The late Palaeoproterozoic (1.72-1.70 Ga) ferroan granites of the Khetri complex, northern Aravalli orogen, NW India, were extensively metasomatised similar to 900 Ma after their emplacement, at around 850-830 Ma by low-temperature (ca. 400 A degrees C) meteoric fluids that attained metamorphic character after exchanging oxygen with the surrounding metamorphic rocks. Albitisation is the dominant metasomatic process that was accompanied by Mg and Ca metasomatism. A two-stage metasomatic model is applicable to all the altered ferroan intrusives. The stage I is represented by a metasomatic reaction interface that developed as a result of transformation of the original microcline-oligoclase (An(12-14)) granite to microcline-albite (An(1-3)) granite, and this stage is rarely preserved. In contrast, the stage II metasomatic reaction front, where the microcline-bearing albite granite has been transformed to microcline-free albite granite, is readily recognisable in the field and present in most of the intrusives. Some of them lack an obvious reaction interface due to the presence of stage II albite granites only.

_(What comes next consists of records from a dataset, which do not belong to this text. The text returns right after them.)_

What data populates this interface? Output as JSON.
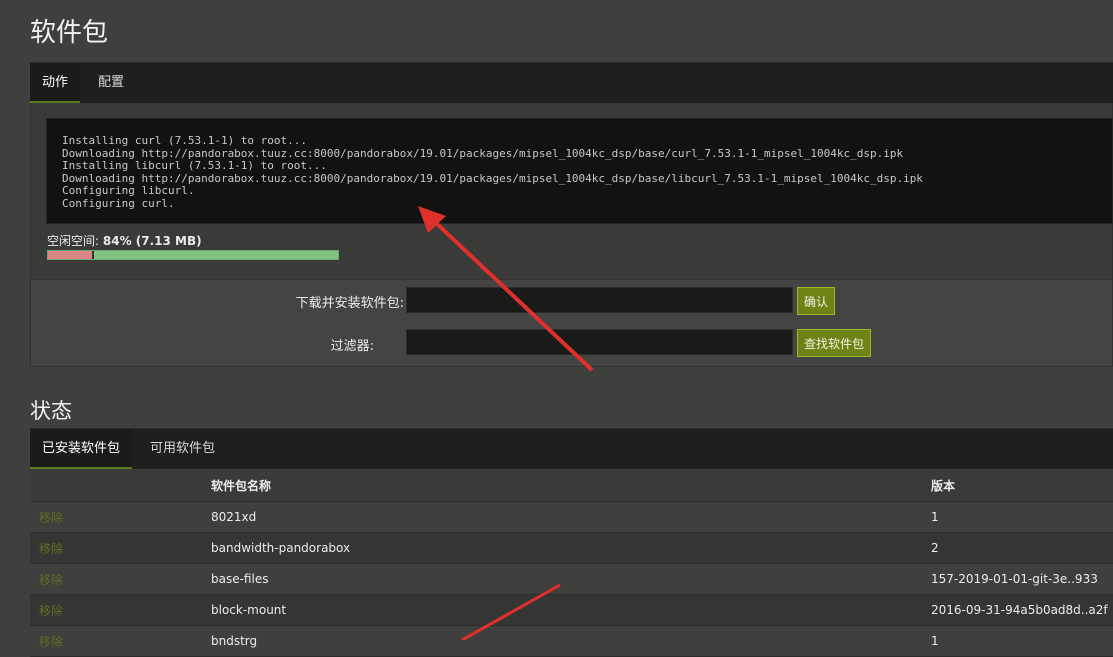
{
  "page": {
    "title": "软件包"
  },
  "action_tabs": [
    {
      "label": "动作"
    },
    {
      "label": "配置"
    }
  ],
  "console": {
    "lines": [
      "Installing curl (7.53.1-1) to root...",
      "Downloading http://pandorabox.tuuz.cc:8000/pandorabox/19.01/packages/mipsel_1004kc_dsp/base/curl_7.53.1-1_mipsel_1004kc_dsp.ipk",
      "Installing libcurl (7.53.1-1) to root...",
      "Downloading http://pandorabox.tuuz.cc:8000/pandorabox/19.01/packages/mipsel_1004kc_dsp/base/libcurl_7.53.1-1_mipsel_1004kc_dsp.ipk",
      "Configuring libcurl.",
      "Configuring curl."
    ]
  },
  "free_space": {
    "label": "空闲空间:",
    "value": "84% (7.13 MB)",
    "free_fraction": 0.84,
    "colors": {
      "used": "#d98686",
      "free": "#84c184"
    }
  },
  "install_form": {
    "download_label": "下载并安装软件包:",
    "download_value": "",
    "confirm_button": "确认",
    "filter_label": "过滤器:",
    "filter_value": "",
    "find_button": "查找软件包"
  },
  "status": {
    "title": "状态"
  },
  "status_tabs": [
    {
      "label": "已安装软件包"
    },
    {
      "label": "可用软件包"
    }
  ],
  "packages": {
    "headers": {
      "name": "软件包名称",
      "version": "版本"
    },
    "remove_label": "移除",
    "rows": [
      {
        "name": "8021xd",
        "version": "1"
      },
      {
        "name": "bandwidth-pandorabox",
        "version": "2"
      },
      {
        "name": "base-files",
        "version": "157-2019-01-01-git-3e..933"
      },
      {
        "name": "block-mount",
        "version": "2016-09-31-94a5b0ad8d..a2f"
      },
      {
        "name": "bndstrg",
        "version": "1"
      }
    ]
  },
  "colors": {
    "accent": "#6e8316",
    "annotation_arrow": "#e0302c"
  }
}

When studied in isolation, these intrusives were incorrectly classified and their tectonic setting was misinterpreted. Furthermore, our results show that the mafic mineralogy of metasomatised granites has a significant impact on the characterisation of such rocks in the magmatic classification and discrimination diagrams. Nevertheless, the stage I metasomatised granites can be appropriately characterised in these diagrams, whereas the characterisation of the stage II granites will lead to erroneous interpretations. The close spatial association of these high heat producing ferroan granites with iron oxide-copper-gold (IOCG), U and REE mineralisation in the region indicates a genetic link between the metasomatism and the mineralisation. World-class IOCG, U and REE deposits are associated with metasomatised ferroan granites, suggesting that such a relationship may act as a critical first-order exploration target for undiscovered mineral deposits.